How far does Cantor-Bendixson rank counting let us build computable isomorphisms between ordinals?

Question

This is tangentially related to this old question of mine.

Say that a clean well-ordering is a computable well-ordering $\triangleleft$ of $\mathbb{N}$ such that the following additional data is computable as well:

• The $\triangleleft$-successor relation.

• The map sending the pair $(a,b)$ to the $a_\triangleleft$th element (in the sense of $\triangleleft$) which is a $b_\triangleleft$-limit-point (and outputting some fixed value, say $17$, if no such element exists).

Here "$x_\triangleleft$" is the ordertype of $\triangleleft$ up to but not including $x$, and the notion of "$b$-limit-point" is defined recursively as follows:

• A $0$-limit-point is just an element with no immediate predecessor.

• A $\theta+1$-limit-point is a $\theta$-limit-point which is itself a limit of $\theta$-limit-points.

• If $\lambda$ is a nonzero limit ordinal, a $\lambda$-limit-point is an element which is a $\theta$-limit-point for all $\theta<\lambda$.

It's a bit tedious but not hard to show that every computable ordinal does in fact have a clean copy. More interestingly, for "small" $\alpha$ any two clean well-orderings of ordertype $\alpha$ are computably isomorphic, i.e. the unique isomorphism between them is itself computable. I'm curious how far this phenomenon persists:

What is the smallest $\alpha$ such that there are non-computably-isomorphic clean copies of $\alpha$?
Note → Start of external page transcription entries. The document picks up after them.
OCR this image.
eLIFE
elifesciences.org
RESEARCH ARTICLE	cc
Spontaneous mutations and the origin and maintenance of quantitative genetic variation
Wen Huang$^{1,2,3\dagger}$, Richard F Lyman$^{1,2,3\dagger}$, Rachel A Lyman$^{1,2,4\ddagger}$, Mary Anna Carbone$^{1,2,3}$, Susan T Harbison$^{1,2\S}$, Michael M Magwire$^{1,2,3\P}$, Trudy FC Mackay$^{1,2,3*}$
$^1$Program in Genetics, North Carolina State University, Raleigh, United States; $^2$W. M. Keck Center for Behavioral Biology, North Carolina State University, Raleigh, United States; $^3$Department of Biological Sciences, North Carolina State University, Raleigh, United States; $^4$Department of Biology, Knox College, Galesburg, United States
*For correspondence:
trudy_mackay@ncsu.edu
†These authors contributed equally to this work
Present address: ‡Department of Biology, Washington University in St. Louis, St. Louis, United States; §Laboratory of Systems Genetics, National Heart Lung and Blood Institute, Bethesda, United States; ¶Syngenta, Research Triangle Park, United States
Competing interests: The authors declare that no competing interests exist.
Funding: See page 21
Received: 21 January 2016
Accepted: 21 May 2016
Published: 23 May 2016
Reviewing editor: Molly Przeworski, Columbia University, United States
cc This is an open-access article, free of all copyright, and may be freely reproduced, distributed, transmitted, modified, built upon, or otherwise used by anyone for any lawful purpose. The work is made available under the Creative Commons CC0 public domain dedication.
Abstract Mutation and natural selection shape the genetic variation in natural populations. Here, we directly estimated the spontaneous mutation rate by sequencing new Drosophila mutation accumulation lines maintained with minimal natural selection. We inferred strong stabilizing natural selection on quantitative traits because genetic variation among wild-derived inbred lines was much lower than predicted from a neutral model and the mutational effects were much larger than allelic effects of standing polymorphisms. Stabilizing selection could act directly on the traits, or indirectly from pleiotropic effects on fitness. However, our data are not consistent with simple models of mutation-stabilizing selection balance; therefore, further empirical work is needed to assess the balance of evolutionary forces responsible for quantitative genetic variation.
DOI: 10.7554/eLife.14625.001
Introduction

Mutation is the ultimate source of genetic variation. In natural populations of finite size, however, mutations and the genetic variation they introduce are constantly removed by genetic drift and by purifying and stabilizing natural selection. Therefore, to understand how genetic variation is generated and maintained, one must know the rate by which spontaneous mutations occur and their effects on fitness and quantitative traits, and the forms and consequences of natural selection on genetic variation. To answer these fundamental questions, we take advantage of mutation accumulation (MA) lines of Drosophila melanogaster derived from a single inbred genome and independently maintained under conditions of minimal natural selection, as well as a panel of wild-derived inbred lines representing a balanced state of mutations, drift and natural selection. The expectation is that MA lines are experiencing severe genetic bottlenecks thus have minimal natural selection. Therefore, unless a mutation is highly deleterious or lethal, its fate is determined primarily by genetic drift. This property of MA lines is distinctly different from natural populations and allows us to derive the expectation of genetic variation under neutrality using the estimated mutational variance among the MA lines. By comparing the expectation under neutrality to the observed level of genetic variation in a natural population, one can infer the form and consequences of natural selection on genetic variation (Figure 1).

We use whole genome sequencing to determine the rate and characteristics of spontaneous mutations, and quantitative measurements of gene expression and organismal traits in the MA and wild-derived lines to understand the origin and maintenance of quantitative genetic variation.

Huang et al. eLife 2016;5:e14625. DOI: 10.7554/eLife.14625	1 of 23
My current guess is $\epsilon_\omega$, but I don't see how to prove this.

Answer 1

The answer is indeed $ε_ω$. The $a$th $b$-limit point is $ω^b a$, or depending on the convention but immaterial for the computational power, $ω^{1+b} a$ or $ω^b (1+a)$ or $ω^{1+b} (1+a)$. The ability to compute this is equivalent to the ability to represent the ordinals in CNF (Cantor normal form) base $ω$ (see below). $ω$ is the smallest ordinal with computably non-isomorphic computable representations (if we have only ordering and not successor), which yields $ω$th fixpoint of $x→ω^x$ as the answer.

Two computably non-isomorphic representations of $ω$ are the standard one, and (for example) the set of $(i,j)$ such that the $i$th Turing machine halts on the empty tape in exactly $j$ steps, with $(i_1,j_1) < (i_2,j_2) ⇔ i_1 < i_2$. The set of such $(i,j)$ is computable, as required.

For ordinals past $ε_0$, CNF base $ω$ (aka CNF) is defined as usual, except that all fixpoints of $x→ω^x$ are treated as constants. Addition, multiplication, and exponentiation in CNF base $ω$ depends only on the ordering of these constants and not their exact values, so we can plug in constant names, and convert from computably non-isomorphic representations of $ω$ to the $ε_ω$ answer here.

For converting $x$ in a (what you call) clean well-ordering to CNF base $ω$, identify $b$ such that $x$ is $b$-limit point but not $b+1$-limit point, i.e. $x = ω^b a$ but $∃a' \, ω^{b+1} a' < x < ω^{b+1} (a'+1)$. Recursively proceed to parse $a$ and $b$, until reaching 0 and fixpoints of exponentiation base $ω$, which then yields (using ordinal arithmetic) CNF base $ω$ representation.